O tom tenso e contrito da fala em que anunciou Nelson Teich no lugar de Mandetta foi exemplar disso. A defesa óbvia da economia em tempos de crise foi toda permeada pela questão da "saúde do povo", a "manutenção da vida".

O novo ministro da Saúde, Nelson Teich, fala ao lado de um intérprete de Libras
O novo ministro da Saúde, Nelson Teich, fala ao lado de um intérprete de Libras - Reprodução/TV Brasil

Ao lado de Teich, que chegou a Brasília para aceitar o cargo utilizando uma máscara, Bolsonaro admitiu que a dita volta à normalidade não ocorrerá "o mais rápido possível". Uma concessão e tanto para quem queria abrir o comércio por meio de um decreto.

O presidente passou recibo para os governadores, ao dizer agora que eles "tinham de fazer alguma coisa", em referência às quarentenas impostas Brasil afora.

Mas buscou tirar o corpo fora, dizendo que o ônus das decisões estaduais não seria dele, e até estocou Doria ao dizer que nunca ameaçaria prender pessoas que driblassem as restrições. Apologista da ditadura e da tortura, Bolsonaro quis lecionar sobre "direitos fundamentais" de cidadãos aterrorizados pela Covid-19.

O substrato da fala, contudo, foi o que o próprio presidente chamou de "reposicionamento" dele e do governo na crise. O breve pronunciamento de Teich foi além: entrou uma defesa sóbria do melhor conhecimento da realidade sanitária dos estados por meio de testes, e saiu a palavra cloroquina.

O contestado remédio transformado em elixir mágico da crise por Bolsonaro não foi citado nem pelo presidente, nem pelo novo ministro. A testagem defendida por Teich é algo recomendado há meses pela Organização Mundial da Saúde, mas o fato é que não há notícia de kits para tal à disposição do Brasil.

Apesar de Teich ter concedido a eventualidade de sugerir flexibilizações em quarentenas a depender das realidades locais, o que de resto é outra obviedade, o ponto central dos dois pronunciamentos foi o de continuidade nos trabalhos de Mandetta, uma transição mais suave em meio à turbulência.

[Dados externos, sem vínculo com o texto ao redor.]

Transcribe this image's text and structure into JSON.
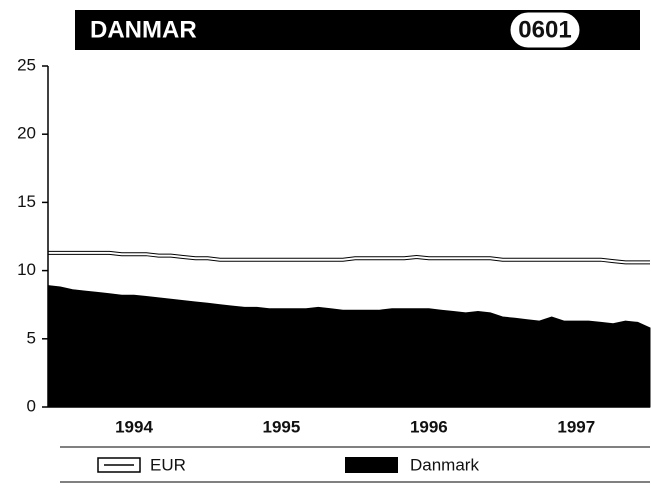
{
  "header": {
    "title": "DANMAR",
    "code": "0601"
  },
  "chart_data": {
    "type": "area",
    "categories": [
      null,
      null,
      null,
      null,
      null,
      null,
      null,
      "1994",
      null,
      null,
      null,
      null,
      null,
      null,
      null,
      null,
      null,
      null,
      null,
      "1995",
      null,
      null,
      null,
      null,
      null,
      null,
      null,
      null,
      null,
      null,
      null,
      "1996",
      null,
      null,
      null,
      null,
      null,
      null,
      null,
      null,
      null,
      null,
      null,
      "1997",
      null,
      null,
      null,
      null,
      null,
      null
    ],
    "series": [
      {
        "name": "EUR",
        "color": "#ffffff",
        "style": "line",
        "values": [
          11.3,
          11.3,
          11.3,
          11.3,
          11.3,
          11.3,
          11.2,
          11.2,
          11.2,
          11.1,
          11.1,
          11.0,
          10.9,
          10.9,
          10.8,
          10.8,
          10.8,
          10.8,
          10.8,
          10.8,
          10.8,
          10.8,
          10.8,
          10.8,
          10.8,
          10.9,
          10.9,
          10.9,
          10.9,
          10.9,
          11.0,
          10.9,
          10.9,
          10.9,
          10.9,
          10.9,
          10.9,
          10.8,
          10.8,
          10.8,
          10.8,
          10.8,
          10.8,
          10.8,
          10.8,
          10.8,
          10.7,
          10.6,
          10.6,
          10.6
        ]
      },
      {
        "name": "Danmark",
        "color": "#000000",
        "style": "area",
        "values": [
          8.9,
          8.8,
          8.6,
          8.5,
          8.4,
          8.3,
          8.2,
          8.2,
          8.1,
          8.0,
          7.9,
          7.8,
          7.7,
          7.6,
          7.5,
          7.4,
          7.3,
          7.3,
          7.2,
          7.2,
          7.2,
          7.2,
          7.3,
          7.2,
          7.1,
          7.1,
          7.1,
          7.1,
          7.2,
          7.2,
          7.2,
          7.2,
          7.1,
          7.0,
          6.9,
          7.0,
          6.9,
          6.6,
          6.5,
          6.4,
          6.3,
          6.6,
          6.3,
          6.3,
          6.3,
          6.2,
          6.1,
          6.3,
          6.2,
          5.8
        ]
      }
    ],
    "ylim": [
      0,
      25
    ],
    "yticks": [
      0,
      5,
      10,
      15,
      20,
      25
    ],
    "grid": false
  }
}
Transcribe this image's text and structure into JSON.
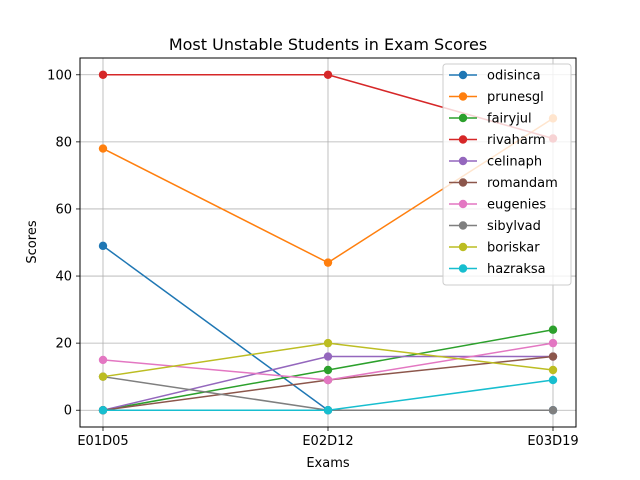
{
  "chart_data": {
    "type": "line",
    "title": "Most Unstable Students in Exam Scores",
    "xlabel": "Exams",
    "ylabel": "Scores",
    "categories": [
      "E01D05",
      "E02D12",
      "E03D19"
    ],
    "ylim": [
      -5,
      105
    ],
    "yticks": [
      0,
      20,
      40,
      60,
      80,
      100
    ],
    "grid": true,
    "legend_position": "upper right",
    "series": [
      {
        "name": "odisinca",
        "color": "#1f77b4",
        "values": [
          49,
          0,
          0
        ]
      },
      {
        "name": "prunesgl",
        "color": "#ff7f0e",
        "values": [
          78,
          44,
          87
        ]
      },
      {
        "name": "fairyjul",
        "color": "#2ca02c",
        "values": [
          0,
          12,
          24
        ]
      },
      {
        "name": "rivaharm",
        "color": "#d62728",
        "values": [
          100,
          100,
          81
        ]
      },
      {
        "name": "celinaph",
        "color": "#9467bd",
        "values": [
          0,
          16,
          16
        ]
      },
      {
        "name": "romandam",
        "color": "#8c564b",
        "values": [
          0,
          9,
          16
        ]
      },
      {
        "name": "eugenies",
        "color": "#e377c2",
        "values": [
          15,
          9,
          20
        ]
      },
      {
        "name": "sibylvad",
        "color": "#7f7f7f",
        "values": [
          10,
          0,
          0
        ]
      },
      {
        "name": "boriskar",
        "color": "#bcbd22",
        "values": [
          10,
          20,
          12
        ]
      },
      {
        "name": "hazraksa",
        "color": "#17becf",
        "values": [
          0,
          0,
          9
        ]
      }
    ]
  }
}
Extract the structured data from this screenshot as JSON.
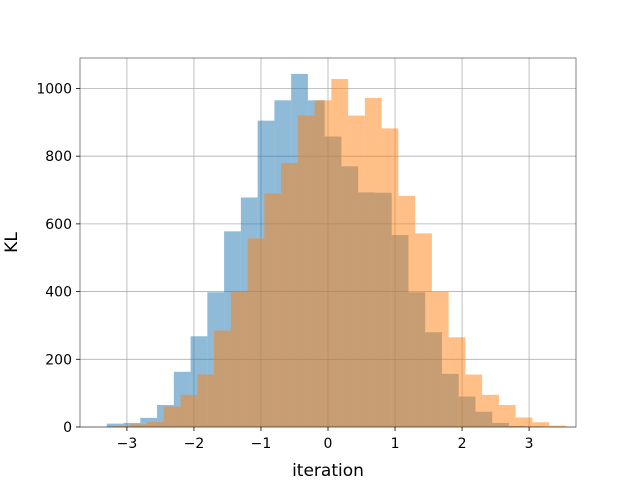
{
  "chart_data": {
    "type": "histogram",
    "title": "",
    "xlabel": "iteration",
    "ylabel": "KL",
    "xlim": [
      -3.7,
      3.7
    ],
    "ylim": [
      0,
      1090
    ],
    "xticks": [
      -3,
      -2,
      -1,
      0,
      1,
      2,
      3
    ],
    "yticks": [
      0,
      200,
      400,
      600,
      800,
      1000
    ],
    "grid": true,
    "bar_alpha": 0.5,
    "series": [
      {
        "color": "#1f77b4",
        "bins": [
          {
            "x0": -3.3,
            "x1": -3.05,
            "count": 10
          },
          {
            "x0": -3.05,
            "x1": -2.8,
            "count": 12
          },
          {
            "x0": -2.8,
            "x1": -2.55,
            "count": 27
          },
          {
            "x0": -2.55,
            "x1": -2.3,
            "count": 65
          },
          {
            "x0": -2.3,
            "x1": -2.05,
            "count": 163
          },
          {
            "x0": -2.05,
            "x1": -1.8,
            "count": 268
          },
          {
            "x0": -1.8,
            "x1": -1.55,
            "count": 398
          },
          {
            "x0": -1.55,
            "x1": -1.3,
            "count": 578
          },
          {
            "x0": -1.3,
            "x1": -1.05,
            "count": 678
          },
          {
            "x0": -1.05,
            "x1": -0.8,
            "count": 905
          },
          {
            "x0": -0.8,
            "x1": -0.55,
            "count": 965
          },
          {
            "x0": -0.55,
            "x1": -0.3,
            "count": 1043
          },
          {
            "x0": -0.3,
            "x1": -0.05,
            "count": 965
          },
          {
            "x0": -0.05,
            "x1": 0.2,
            "count": 858
          },
          {
            "x0": 0.2,
            "x1": 0.45,
            "count": 770
          },
          {
            "x0": 0.45,
            "x1": 0.7,
            "count": 693
          },
          {
            "x0": 0.7,
            "x1": 0.95,
            "count": 692
          },
          {
            "x0": 0.95,
            "x1": 1.2,
            "count": 567
          },
          {
            "x0": 1.2,
            "x1": 1.45,
            "count": 398
          },
          {
            "x0": 1.45,
            "x1": 1.7,
            "count": 280
          },
          {
            "x0": 1.7,
            "x1": 1.95,
            "count": 157
          },
          {
            "x0": 1.95,
            "x1": 2.2,
            "count": 90
          },
          {
            "x0": 2.2,
            "x1": 2.45,
            "count": 45
          },
          {
            "x0": 2.45,
            "x1": 2.7,
            "count": 12
          },
          {
            "x0": 2.7,
            "x1": 2.95,
            "count": 3
          },
          {
            "x0": 2.95,
            "x1": 3.2,
            "count": 2
          }
        ]
      },
      {
        "color": "#ff7f0e",
        "bins": [
          {
            "x0": -3.2,
            "x1": -2.95,
            "count": 3
          },
          {
            "x0": -2.95,
            "x1": -2.7,
            "count": 8
          },
          {
            "x0": -2.7,
            "x1": -2.45,
            "count": 15
          },
          {
            "x0": -2.45,
            "x1": -2.2,
            "count": 60
          },
          {
            "x0": -2.2,
            "x1": -1.95,
            "count": 95
          },
          {
            "x0": -1.95,
            "x1": -1.7,
            "count": 155
          },
          {
            "x0": -1.7,
            "x1": -1.45,
            "count": 285
          },
          {
            "x0": -1.45,
            "x1": -1.2,
            "count": 400
          },
          {
            "x0": -1.2,
            "x1": -0.95,
            "count": 557
          },
          {
            "x0": -0.95,
            "x1": -0.7,
            "count": 690
          },
          {
            "x0": -0.7,
            "x1": -0.45,
            "count": 780
          },
          {
            "x0": -0.45,
            "x1": -0.2,
            "count": 920
          },
          {
            "x0": -0.2,
            "x1": 0.05,
            "count": 965
          },
          {
            "x0": 0.05,
            "x1": 0.3,
            "count": 1028
          },
          {
            "x0": 0.3,
            "x1": 0.55,
            "count": 920
          },
          {
            "x0": 0.55,
            "x1": 0.8,
            "count": 972
          },
          {
            "x0": 0.8,
            "x1": 1.05,
            "count": 882
          },
          {
            "x0": 1.05,
            "x1": 1.3,
            "count": 683
          },
          {
            "x0": 1.3,
            "x1": 1.55,
            "count": 572
          },
          {
            "x0": 1.55,
            "x1": 1.8,
            "count": 400
          },
          {
            "x0": 1.8,
            "x1": 2.05,
            "count": 265
          },
          {
            "x0": 2.05,
            "x1": 2.3,
            "count": 155
          },
          {
            "x0": 2.3,
            "x1": 2.55,
            "count": 95
          },
          {
            "x0": 2.55,
            "x1": 2.8,
            "count": 65
          },
          {
            "x0": 2.8,
            "x1": 3.05,
            "count": 28
          },
          {
            "x0": 3.05,
            "x1": 3.3,
            "count": 14
          },
          {
            "x0": 3.3,
            "x1": 3.55,
            "count": 4
          }
        ]
      }
    ]
  }
}
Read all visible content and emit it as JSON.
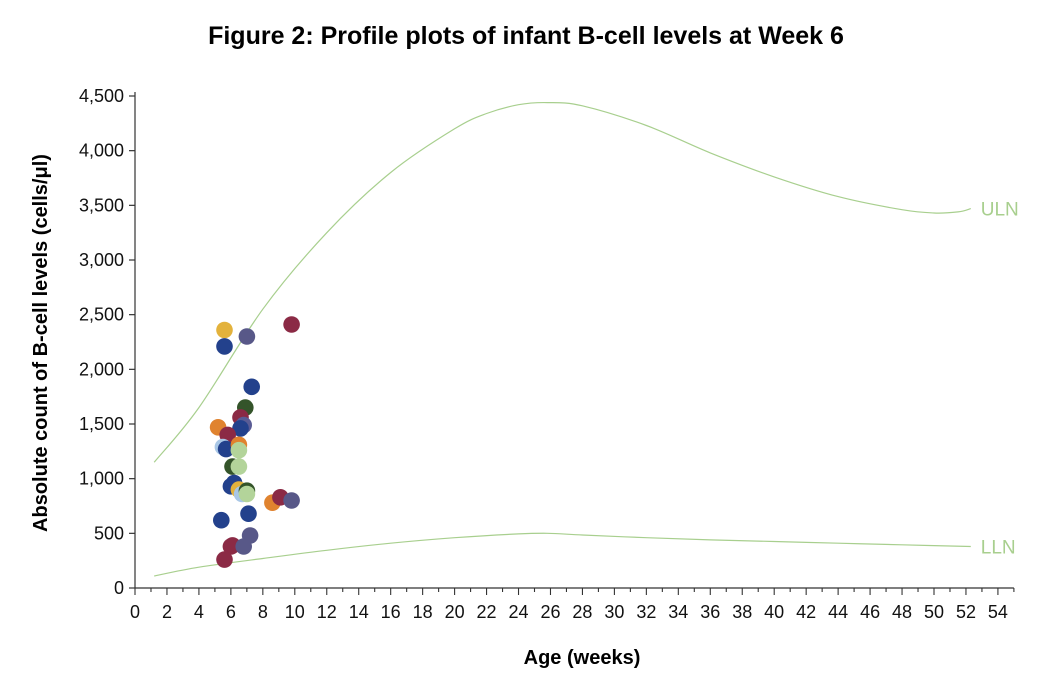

Isso tudo cimenta a ideia de acomodação defendida por militares e aliados menos radicais de Bolsonaro, que já vêm traçando tentativas para retirar o governo do respirador mecânico. Se isso irá se manter na prática, com o vespeiro do Legislativo e do Judiciário em plena fúria, essa é outra questão.

Mas Teich foi uma escolha nesse sentido. Se tivesse optado por um negacionista da crise, como Osmar Terra, Bolsonaro poderia ver explodir o que lhe resta de governabilidade.

Como é sabido, o presidente é incontrolável quando está cercado por seus filhos carbonários e isso fragiliza qualquer estabilidade de arranjo. O governo que sai da queda de Mandetta é outro, dado que Bolsonaro aparentemente rendeu-se à realidade.